| Anak-anak yang mencari barang bekas duduk di tepi Jembatan Lamnyong. (Foto: Ist). |
DARUSSALAM telah lama dipandang sebagai jantung aktivitas pendidikan di Aceh. Di kawasan inilah ribuan pelajar, mahasiswa, dosen, peneliti, dan tenaga pendidik menjalani rutinitas akademiknya setiap hari. Jalan-jalan di sekitar kampus sering dipenuhi oleh lalu-lalang mahasiswa dengan buku atau laptop, warung kopi yang dipadati diskusi intelektual, serta berbagai kegiatan penelitian dan pengembangan ilmu. Gambaran ini membuat banyak orang mengasosiasikan Darussalam dengan kemajuan pendidikan dan dinamika intelektual yang hidup.
Namun, di antara hiruk-pikuk tersebut, sesekali tampak pemandangan yang berbeda: anak-anak yang mencari barang bekas dan duduk di tepi jalan atau di sekitar area komersial. Mereka tidak terkait langsung dengan institusi pendidikan di Darussalam, tetapi keberadaan mereka memunculkan pertanyaan yang lebih luas: bagaimana kondisi anak-anak di sekitar kawasan pendidikan ini? Apakah semua dari mereka telah mendapatkan akses yang layak terhadap pendidikan, perlindungan, dan ruang tumbuh yang aman?

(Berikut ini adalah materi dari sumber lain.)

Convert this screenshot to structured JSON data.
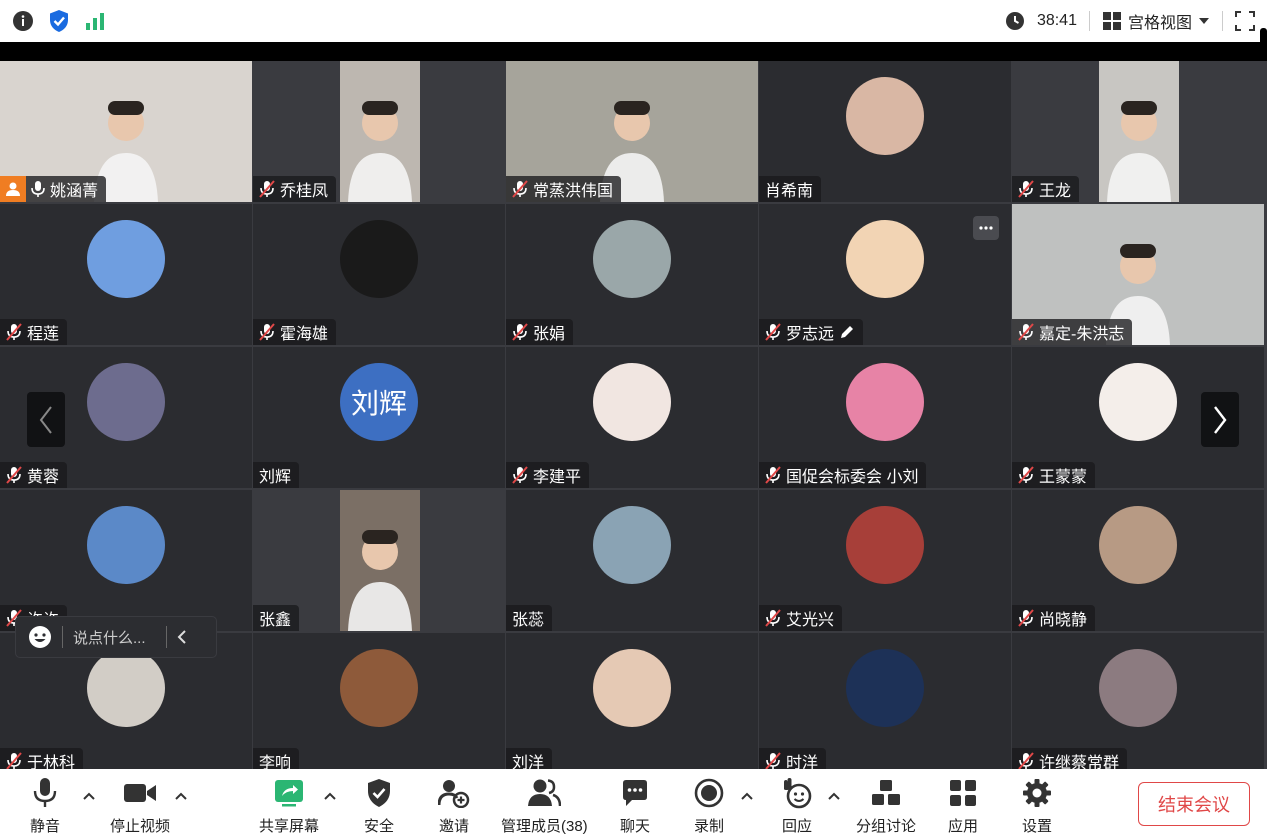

Fenomena ini tidak serta-merta menjadi indikasi adanya kegagalan pada Darussalam sebagai kawasan pendidikan. Tidak pula secara otomatis dapat dijadikan dasar untuk menyimpulkan sesuatu tentang masyarakat di sekitarnya. Justru pemandangan tersebut dapat menjadi cermin bahwa lingkungan dengan sumber daya akademik melimpah pun tetap bersinggungan dengan kerumitan sosial yang lebih luas. Label “kota pelajar” tidak menjamin bahwa seluruh anak yang hidup di sekitar kawasan itu menikmati kesempatan belajar yang sama. Dan di titik inilah muncul ruang refleksi: apa makna sebuah pusat pengetahuan jika di sekelilingnya masih ada anak-anak yang tampak jauh dari ruang belajar?
Pertanyaan ini tidak harus diartikan sebagai kritik, melainkan sebagai undangan untuk memahami kenyataan sosial yang mungkin lebih kompleks. Ada banyak faktor yang bisa menyebabkan anak-anak turun ke jalan, mulai dari kondisi keluarga, keterbatasan ekonomi, hingga situasi sosial tertentu. Tanpa pemahaman yang utuh, mudah bagi siapa pun untuk terburu-buru mengambil kesimpulan. Karena itu, langkah pertama mungkin bukan mencari kesalahan, tetapi mengajukan pertanyaan yang lebih mendasar: apa saja penyebab yang memungkinkan fenomena ini muncul? Apakah ada dukungan yang belum menjangkau mereka? Apakah para orang tua memiliki pilihan yang terbatas? Atau justru ada program bantuan yang sudah berjalan, tetapi belum diketahui secara luas?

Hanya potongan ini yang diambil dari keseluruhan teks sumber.